As a freshman, I thought that journalism would fall into any other tech credit slot. That is to say, it was something that had to be completed and would require tedious effort. However as a senior who has the privilege of boasting four years of journalism classes under my belt, nothing could have been further from the truth. Newspapers have been the highlight of my high school education. It has been the light in some otherwise very dark and downcast days; what I have looked forward to when otherwise exhausted. I am not unique in this. If you are lucky enough to choose this class, you will fall in love with the subject the way many before you have.
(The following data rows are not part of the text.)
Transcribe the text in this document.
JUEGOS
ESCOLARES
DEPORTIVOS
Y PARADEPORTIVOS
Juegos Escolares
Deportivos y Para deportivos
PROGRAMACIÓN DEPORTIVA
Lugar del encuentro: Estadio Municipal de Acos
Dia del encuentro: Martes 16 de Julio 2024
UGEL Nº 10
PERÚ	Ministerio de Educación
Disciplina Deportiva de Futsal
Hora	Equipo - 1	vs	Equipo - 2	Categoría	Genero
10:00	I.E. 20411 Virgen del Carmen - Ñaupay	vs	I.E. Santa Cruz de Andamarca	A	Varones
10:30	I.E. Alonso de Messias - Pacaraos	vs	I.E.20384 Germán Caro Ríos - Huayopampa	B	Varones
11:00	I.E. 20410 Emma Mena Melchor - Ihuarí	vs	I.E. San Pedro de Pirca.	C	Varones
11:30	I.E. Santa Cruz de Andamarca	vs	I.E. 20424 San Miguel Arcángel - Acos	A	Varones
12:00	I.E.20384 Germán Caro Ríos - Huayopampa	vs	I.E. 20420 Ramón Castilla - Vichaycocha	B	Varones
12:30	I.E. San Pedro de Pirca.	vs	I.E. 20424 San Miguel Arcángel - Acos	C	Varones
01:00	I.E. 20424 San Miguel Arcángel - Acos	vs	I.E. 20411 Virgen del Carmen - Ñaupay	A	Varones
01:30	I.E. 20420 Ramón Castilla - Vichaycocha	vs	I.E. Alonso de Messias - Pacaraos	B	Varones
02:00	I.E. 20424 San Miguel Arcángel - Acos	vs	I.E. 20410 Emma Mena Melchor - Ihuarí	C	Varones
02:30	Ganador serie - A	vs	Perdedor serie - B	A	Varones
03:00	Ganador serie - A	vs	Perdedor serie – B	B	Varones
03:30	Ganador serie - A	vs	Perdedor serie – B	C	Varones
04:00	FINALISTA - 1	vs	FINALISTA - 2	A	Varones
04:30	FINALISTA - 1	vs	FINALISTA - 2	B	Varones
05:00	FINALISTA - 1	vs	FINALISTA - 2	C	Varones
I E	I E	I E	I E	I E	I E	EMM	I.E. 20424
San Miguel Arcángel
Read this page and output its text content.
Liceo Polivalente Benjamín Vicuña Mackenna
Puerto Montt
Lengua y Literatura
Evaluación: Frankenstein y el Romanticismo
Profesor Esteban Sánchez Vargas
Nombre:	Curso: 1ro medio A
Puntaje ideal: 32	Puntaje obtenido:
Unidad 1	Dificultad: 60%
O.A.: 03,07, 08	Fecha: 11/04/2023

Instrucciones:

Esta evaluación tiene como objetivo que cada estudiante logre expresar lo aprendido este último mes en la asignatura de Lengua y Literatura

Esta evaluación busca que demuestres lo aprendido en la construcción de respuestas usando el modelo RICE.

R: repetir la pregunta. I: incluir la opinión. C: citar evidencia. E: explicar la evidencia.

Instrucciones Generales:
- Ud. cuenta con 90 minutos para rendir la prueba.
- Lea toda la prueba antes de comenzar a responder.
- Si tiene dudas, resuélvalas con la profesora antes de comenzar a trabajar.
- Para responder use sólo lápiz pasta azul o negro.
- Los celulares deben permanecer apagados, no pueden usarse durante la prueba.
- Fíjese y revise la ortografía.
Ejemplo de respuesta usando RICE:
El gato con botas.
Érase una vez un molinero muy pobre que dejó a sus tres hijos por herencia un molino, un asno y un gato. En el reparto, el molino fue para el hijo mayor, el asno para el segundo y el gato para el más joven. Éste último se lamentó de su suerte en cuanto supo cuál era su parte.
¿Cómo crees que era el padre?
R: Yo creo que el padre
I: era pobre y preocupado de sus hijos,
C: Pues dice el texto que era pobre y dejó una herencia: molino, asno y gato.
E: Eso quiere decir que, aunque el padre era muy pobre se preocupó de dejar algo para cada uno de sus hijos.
  • Appreciate the importance of journalism: It might seem like any other high school course, but freedom of press is a staple of democracy. Know that what you do in here is important what you are being prepared for is even more so
  • Take pride in what you write: Your articles might not be the talk of the campus but that doesn’t mean they are any less pride-worthy. Don’t value your stories based on their popularity, value it on the effort and passion you put into it
  • Become an expert on what you’re talking about: The path of writing a quick article with a copy-and-pasted Google definition may be tempting, but it never produces as strong a story rich in research will. Studying the subject you are writing about will leave your reader with a lasting impression, in addition to making you more knowledgeable in the process.
  • Don’t be afraid to write outside your comfort zone: Not every article needs to be about the Friday night football game or the latest news taken from the Frisco ISD website. Sometimes the best story can only be found outside campus through an interview with a third party or by capturing a news-worthy event. 

  • Some advice I can offer when entering journalism is to use the AP style book when writing your articles as not only would your teacher think you using it takes  initiative, but it will have everything you need when producing a story as sometimes you might think you know what is needed but journalism writing vs what you learned in English class have entirely different requirements.


  • Do not be afraid to write something you’re passionate about: You will have the opportunity to be a voice for the school and its activities, and what’s happening around campus that is timely but you will also have a bit of yourself and your interests and what’s important to you as well which is just as needed when writing for the Shield.